Chances are you’ve seen the ads, contests, and promotions for green coffee bean extract targeting women with Polycystic Ovary Syndrome (PCOS). If you’ve been wondering about the use of green coffee bean extract for helping with symptoms of PCOS, especially weight loss, then read below! I spill the beans and examine the scientific evidence of green coffee bean extract for the management of PCOS.
What is it?
Green coffee bean extract, a potential antioxidant, has high concentrations of polyphenols called chlorogenic acids (also present in roasted coffee and black tea). Chologenic acids influence glucose metabolism by inhibiting the enzyme glucose-6-phosphatase which plays a role in the liver’s glucose production. Besides weight loss and improvements in glucose, green coffee bean extract is also associated with minimizing blood pressure spikes.
Only a few human studies that use cholorgenic acid exist (none that examine the use in women with PCOS) and most had small sample sizes and poor design.
In the most recent study published in 2012 in Diabetes, Metabolic Syndrome and Obesity, overweight individuals from India were randomly assigned to a high-dose of cholorgenic acid, a low-dose of it, and a placebo for 6 weeks at a time, separated by a 2-week washout period. The chlorogenic acid content was 45.9%, and the dosage ranged from 700 to 1050 mg. No changes to diet were made. Significant reductions in body weight (an average of 10% loss), BMI, and percent body fat were found.

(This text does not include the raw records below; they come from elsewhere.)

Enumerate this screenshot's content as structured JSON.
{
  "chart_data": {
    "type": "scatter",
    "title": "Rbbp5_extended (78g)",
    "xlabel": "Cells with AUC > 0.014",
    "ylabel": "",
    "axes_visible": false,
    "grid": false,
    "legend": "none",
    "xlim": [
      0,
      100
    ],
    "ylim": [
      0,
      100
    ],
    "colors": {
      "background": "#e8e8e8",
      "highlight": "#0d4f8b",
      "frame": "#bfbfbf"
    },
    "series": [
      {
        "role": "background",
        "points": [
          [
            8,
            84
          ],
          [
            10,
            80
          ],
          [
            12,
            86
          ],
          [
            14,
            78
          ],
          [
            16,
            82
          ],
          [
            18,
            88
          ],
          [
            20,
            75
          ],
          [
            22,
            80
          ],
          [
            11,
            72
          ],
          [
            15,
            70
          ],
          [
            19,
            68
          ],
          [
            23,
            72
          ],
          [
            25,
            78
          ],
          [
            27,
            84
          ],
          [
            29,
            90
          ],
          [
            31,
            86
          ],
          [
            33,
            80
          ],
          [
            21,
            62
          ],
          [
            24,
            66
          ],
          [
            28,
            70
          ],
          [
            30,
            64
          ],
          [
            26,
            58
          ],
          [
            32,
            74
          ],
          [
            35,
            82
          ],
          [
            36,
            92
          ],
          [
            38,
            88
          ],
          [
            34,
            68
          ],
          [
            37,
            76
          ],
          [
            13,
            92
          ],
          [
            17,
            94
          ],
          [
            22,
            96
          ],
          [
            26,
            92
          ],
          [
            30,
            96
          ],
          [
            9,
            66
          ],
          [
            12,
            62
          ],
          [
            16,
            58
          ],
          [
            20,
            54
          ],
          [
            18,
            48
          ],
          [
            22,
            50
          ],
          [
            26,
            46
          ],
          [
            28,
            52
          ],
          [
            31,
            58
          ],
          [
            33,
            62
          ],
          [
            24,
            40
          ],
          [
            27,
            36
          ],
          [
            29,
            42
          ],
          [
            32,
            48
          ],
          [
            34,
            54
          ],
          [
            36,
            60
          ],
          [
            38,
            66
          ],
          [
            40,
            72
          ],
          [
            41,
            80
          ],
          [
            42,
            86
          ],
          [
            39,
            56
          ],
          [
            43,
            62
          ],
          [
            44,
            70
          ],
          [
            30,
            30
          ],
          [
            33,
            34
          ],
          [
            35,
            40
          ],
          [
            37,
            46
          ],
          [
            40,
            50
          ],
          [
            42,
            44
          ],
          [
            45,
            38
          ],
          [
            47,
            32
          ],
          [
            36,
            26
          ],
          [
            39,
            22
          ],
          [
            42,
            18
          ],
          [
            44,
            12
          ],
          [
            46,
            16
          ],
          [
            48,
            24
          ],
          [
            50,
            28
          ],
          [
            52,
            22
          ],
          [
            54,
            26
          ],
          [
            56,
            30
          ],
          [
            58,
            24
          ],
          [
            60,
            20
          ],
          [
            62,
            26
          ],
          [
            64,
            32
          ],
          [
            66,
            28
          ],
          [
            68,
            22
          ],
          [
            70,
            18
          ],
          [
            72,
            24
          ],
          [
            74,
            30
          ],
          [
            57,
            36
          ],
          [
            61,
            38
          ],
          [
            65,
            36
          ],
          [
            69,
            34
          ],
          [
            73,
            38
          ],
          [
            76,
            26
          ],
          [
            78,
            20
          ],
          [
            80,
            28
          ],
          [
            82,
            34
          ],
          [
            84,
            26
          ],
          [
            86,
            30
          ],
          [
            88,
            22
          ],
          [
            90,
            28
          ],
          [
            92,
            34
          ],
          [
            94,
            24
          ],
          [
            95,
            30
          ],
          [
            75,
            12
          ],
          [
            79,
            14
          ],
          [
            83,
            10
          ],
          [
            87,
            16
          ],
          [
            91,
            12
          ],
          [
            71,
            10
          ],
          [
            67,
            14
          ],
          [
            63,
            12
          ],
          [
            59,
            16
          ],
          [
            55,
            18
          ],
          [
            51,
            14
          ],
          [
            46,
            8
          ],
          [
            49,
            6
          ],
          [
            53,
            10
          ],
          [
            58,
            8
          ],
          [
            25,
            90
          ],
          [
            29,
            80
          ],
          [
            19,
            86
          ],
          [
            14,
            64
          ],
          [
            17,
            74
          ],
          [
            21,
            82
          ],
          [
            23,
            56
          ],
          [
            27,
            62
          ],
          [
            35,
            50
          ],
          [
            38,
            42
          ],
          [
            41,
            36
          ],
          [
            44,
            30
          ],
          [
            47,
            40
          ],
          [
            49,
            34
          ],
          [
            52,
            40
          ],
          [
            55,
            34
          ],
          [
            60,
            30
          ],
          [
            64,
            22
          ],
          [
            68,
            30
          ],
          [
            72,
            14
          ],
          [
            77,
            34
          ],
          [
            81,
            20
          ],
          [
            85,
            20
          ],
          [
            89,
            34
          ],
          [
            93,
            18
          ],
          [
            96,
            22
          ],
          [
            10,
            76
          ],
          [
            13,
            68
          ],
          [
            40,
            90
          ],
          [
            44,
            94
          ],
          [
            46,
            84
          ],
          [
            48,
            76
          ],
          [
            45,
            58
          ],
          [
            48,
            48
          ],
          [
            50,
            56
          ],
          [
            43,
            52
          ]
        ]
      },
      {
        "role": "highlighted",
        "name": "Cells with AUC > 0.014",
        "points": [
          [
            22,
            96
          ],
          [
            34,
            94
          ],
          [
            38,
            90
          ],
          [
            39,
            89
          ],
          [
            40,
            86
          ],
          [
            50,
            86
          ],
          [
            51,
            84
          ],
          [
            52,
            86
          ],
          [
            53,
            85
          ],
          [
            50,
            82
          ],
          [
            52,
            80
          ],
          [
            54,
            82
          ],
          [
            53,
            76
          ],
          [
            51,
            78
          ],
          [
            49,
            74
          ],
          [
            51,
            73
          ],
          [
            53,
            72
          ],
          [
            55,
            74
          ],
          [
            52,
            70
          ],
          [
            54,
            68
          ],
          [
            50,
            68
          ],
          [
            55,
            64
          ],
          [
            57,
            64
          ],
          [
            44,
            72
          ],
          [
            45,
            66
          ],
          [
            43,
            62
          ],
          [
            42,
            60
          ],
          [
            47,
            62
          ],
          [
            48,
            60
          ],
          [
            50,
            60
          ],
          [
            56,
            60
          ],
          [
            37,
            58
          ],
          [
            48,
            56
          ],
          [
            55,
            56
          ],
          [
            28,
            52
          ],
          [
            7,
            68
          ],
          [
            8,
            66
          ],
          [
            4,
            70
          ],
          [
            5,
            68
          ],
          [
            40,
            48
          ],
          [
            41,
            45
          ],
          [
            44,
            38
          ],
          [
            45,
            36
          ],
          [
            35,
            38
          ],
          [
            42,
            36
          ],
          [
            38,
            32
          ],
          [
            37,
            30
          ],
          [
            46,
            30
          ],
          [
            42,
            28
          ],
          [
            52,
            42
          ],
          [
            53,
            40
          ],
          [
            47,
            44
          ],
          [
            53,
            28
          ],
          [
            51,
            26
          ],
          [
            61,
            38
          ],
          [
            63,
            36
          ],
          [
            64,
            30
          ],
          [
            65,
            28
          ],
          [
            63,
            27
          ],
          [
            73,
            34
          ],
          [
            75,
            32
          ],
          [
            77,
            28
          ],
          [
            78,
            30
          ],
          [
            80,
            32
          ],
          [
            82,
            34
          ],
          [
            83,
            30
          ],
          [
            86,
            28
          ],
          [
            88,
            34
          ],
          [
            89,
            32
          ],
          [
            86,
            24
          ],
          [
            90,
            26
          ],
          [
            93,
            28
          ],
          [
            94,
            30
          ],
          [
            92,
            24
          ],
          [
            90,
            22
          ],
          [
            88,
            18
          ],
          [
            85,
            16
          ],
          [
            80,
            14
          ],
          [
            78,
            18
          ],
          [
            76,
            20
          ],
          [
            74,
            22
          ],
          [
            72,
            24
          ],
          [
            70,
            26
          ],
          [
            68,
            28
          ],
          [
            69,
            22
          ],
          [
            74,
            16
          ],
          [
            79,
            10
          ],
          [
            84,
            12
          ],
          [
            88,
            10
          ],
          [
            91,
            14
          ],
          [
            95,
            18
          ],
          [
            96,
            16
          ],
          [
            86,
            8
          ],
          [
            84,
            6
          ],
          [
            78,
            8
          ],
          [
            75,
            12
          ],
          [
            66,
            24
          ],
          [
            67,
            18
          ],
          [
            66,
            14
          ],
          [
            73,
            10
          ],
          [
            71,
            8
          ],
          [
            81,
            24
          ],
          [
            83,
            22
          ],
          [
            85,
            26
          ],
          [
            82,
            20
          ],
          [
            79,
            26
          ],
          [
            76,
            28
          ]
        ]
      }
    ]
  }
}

Many, however, question the validity of this study as it was funded by a supplement manufacturer. It had a tiny sample size (only 16 adults), lacked proper blinding and doses, had unreliable diet recalls, and repeated measurements. There was no mention of the results of those taking higher dosages of chlorgenic acid versus lower dosages. An article from Science-based Medicine summarizes the problems with this study well.
Another randomized control trial published in Nutrition and Metabolism studied the effects of 12 g decaffeinated coffee, 1 g chlorogenic acid, and placebo on glucose levels in 15 overweight men. No changes in glucose or insulin secretion were found.
There is some evidence, again from small sample sizes, that cholorgenic acid may lower blood pressure but more long-term and large sample sizes are needed.
Chlorogenic acid has been shown to raise total homocysteine concentrations in coffee and tea drinkers. (Elevated homocysteine levels is a risk factor for heart disease). Since cholorgenic acid may play a role in glucose metabolism, it could cause low blood sugar. It may also cause nutritional malabsorption issues and should not be used is you are pregnant or breastfeeding.
Don’t believe the hype or clever marketing. There is no “magic pill” for weight loss, especially one that claims weight loss without lifestyle changes. If there were, pharmaceutical companies wouldn’t be investing billions of dollars to find one.
Until more long-term and well controlled studies examining the use of green coffee bean extract in PCOS are done, it shouldn’t be recommended. Your money can be better well spent on dietary supplements that do have substantial and reliable evidence to improve reproductive and metabolic symptoms of PCOS such as n-acetyl cysteine (NAC) and myo-inositol and d-chiro inositol.